Educate users about contact uploads. New releases, such as the iPhone, can wreak havoc on the Salesforce database. Make sure that users understand how to bring business contacts and not personal contacts into Salesforce after a new release.
List imports, integrations. You need to find a way to de-dupe before you import records into Salesforce. Gray used to work for a company that dumped 100,000 Salesforce records every night. “They couldn’t understand why dumping data from ERP without cleaning it up is a problem,” she said. “There are Gmail and Outlook paid tools that indicate whether a new lead exists before you bring it into the system. I used to work for Appirio, so I use Appirio Cloud Sync, which is $4 per user, per month.”
Defend your system from dupes. Duplicates travel in packs, said Gray. Identify some of the low-hanging fruit of dupes that travel together. For example, organize data so that you know “Bob Smith” and “Robert Smith” are the same.
Train users to Search before Create. It’s easy for users to create new contacts without checking whether those contacts already exist in Salesforce. Gray found a workaround by writing code that overrides the New Contact features and diverts users to a search bar to look for the contact in Salesforce by email.
Turn off Quick Create. The Quick Create feature doesn’t run validation rules, so that is the “easiest way to get dupes into your system,” Gray said.
Work on data completeness. In the case of PROS, the company “was missing a lot of data. We ran Field Trip, which is on the AppExchange,” Gray said. Field Trip shows which objects are missing data and indicates a percentage of completeness on data. It will indicate places that have unused fields that someone may have thought “was a good idea at the time but has since been abandoned,” Gray said.

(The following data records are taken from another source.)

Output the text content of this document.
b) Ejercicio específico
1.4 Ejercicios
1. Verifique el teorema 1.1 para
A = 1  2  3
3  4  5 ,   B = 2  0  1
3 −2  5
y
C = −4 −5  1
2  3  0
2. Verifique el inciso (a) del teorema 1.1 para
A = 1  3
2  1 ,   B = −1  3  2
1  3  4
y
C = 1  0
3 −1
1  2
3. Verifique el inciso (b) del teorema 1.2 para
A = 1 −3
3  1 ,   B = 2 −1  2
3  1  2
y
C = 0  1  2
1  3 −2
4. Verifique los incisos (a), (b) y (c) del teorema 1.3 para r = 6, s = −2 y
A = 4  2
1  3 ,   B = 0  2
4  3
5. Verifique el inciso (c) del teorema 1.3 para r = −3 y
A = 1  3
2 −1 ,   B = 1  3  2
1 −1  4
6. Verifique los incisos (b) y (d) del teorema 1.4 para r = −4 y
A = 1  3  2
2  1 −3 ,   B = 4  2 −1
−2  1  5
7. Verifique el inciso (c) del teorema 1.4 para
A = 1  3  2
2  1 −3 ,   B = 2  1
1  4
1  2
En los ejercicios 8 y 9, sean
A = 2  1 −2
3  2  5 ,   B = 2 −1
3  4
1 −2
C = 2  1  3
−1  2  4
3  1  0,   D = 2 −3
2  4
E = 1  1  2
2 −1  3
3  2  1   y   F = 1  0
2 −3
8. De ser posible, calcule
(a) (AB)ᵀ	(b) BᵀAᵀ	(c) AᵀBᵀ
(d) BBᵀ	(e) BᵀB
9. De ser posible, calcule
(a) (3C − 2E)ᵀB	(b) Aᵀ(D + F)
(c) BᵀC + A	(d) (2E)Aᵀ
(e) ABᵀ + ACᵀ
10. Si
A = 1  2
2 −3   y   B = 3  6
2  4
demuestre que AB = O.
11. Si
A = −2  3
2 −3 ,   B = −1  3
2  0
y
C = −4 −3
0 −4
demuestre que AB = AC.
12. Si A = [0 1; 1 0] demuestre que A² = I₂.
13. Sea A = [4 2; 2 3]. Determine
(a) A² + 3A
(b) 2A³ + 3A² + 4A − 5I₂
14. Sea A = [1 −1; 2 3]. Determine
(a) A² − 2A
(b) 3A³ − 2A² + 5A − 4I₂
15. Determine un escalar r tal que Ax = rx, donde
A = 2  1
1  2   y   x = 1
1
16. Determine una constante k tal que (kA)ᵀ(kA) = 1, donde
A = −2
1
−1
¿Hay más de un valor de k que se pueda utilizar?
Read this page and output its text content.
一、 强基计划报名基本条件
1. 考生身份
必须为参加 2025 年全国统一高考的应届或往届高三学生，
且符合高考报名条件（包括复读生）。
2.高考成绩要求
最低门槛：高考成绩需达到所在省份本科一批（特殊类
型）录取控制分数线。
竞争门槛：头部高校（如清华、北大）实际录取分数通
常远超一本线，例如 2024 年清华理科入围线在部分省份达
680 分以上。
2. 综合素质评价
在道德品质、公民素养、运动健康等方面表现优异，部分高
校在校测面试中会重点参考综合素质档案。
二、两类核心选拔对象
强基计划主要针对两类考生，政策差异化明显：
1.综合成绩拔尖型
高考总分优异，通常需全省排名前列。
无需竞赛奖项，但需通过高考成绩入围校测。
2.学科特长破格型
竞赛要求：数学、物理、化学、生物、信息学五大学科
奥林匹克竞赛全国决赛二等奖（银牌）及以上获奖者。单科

Flip the record type. If you go onto Success communities for Salesforce, if you have Enterprise-level or above, you can use record types to manage which fields are required on the page. You can progress the data that’s required as your sales cycle progresses. If you’re in oil and gas — with a long sales cycle, it’s important not to ask for too much information up front. At the beginning, you may ask for five fields, then over time you can add the number of fields required as opportunity progresses.
Use free data dashboards. These dashboards can help you see where people are creating records, then not completing them. “It may show you where salespeople are sandbagging pipelines,” Gray said.
Create a custom text field. Gray recalled a data import she had done at a previous job. “They didn’t have access to the [application programming interface]. I screwed up. I spent the entire weekend deleting by hand 5,000 records. So I always have a custom field called Migration ID: Month, month; year, year and my initials and version. Then when I load the data, I use that as one of the field values in my imports. And if I screw up, that is my backup to ensure that I don’t have to delete all your records.”
Turn off workflow rules. If you don’t turn off workflow rules and you have Marketo- or Pardot-type apps, you’re going to spam all of your customers.
@mention users. If users create records that are duplicates or incomplete, shame them on Chatter, the Salesforce social network. “You can do an @Rob mention and say, ‘You didn’t complete your record,’ and put them on the wall of shame,” Gray said.
According to Gray, @mentioning users makes sloppy data practices public knowledge throughout a company. It’s almost like writing a note on the fridge that says, “Who stole my lunch?”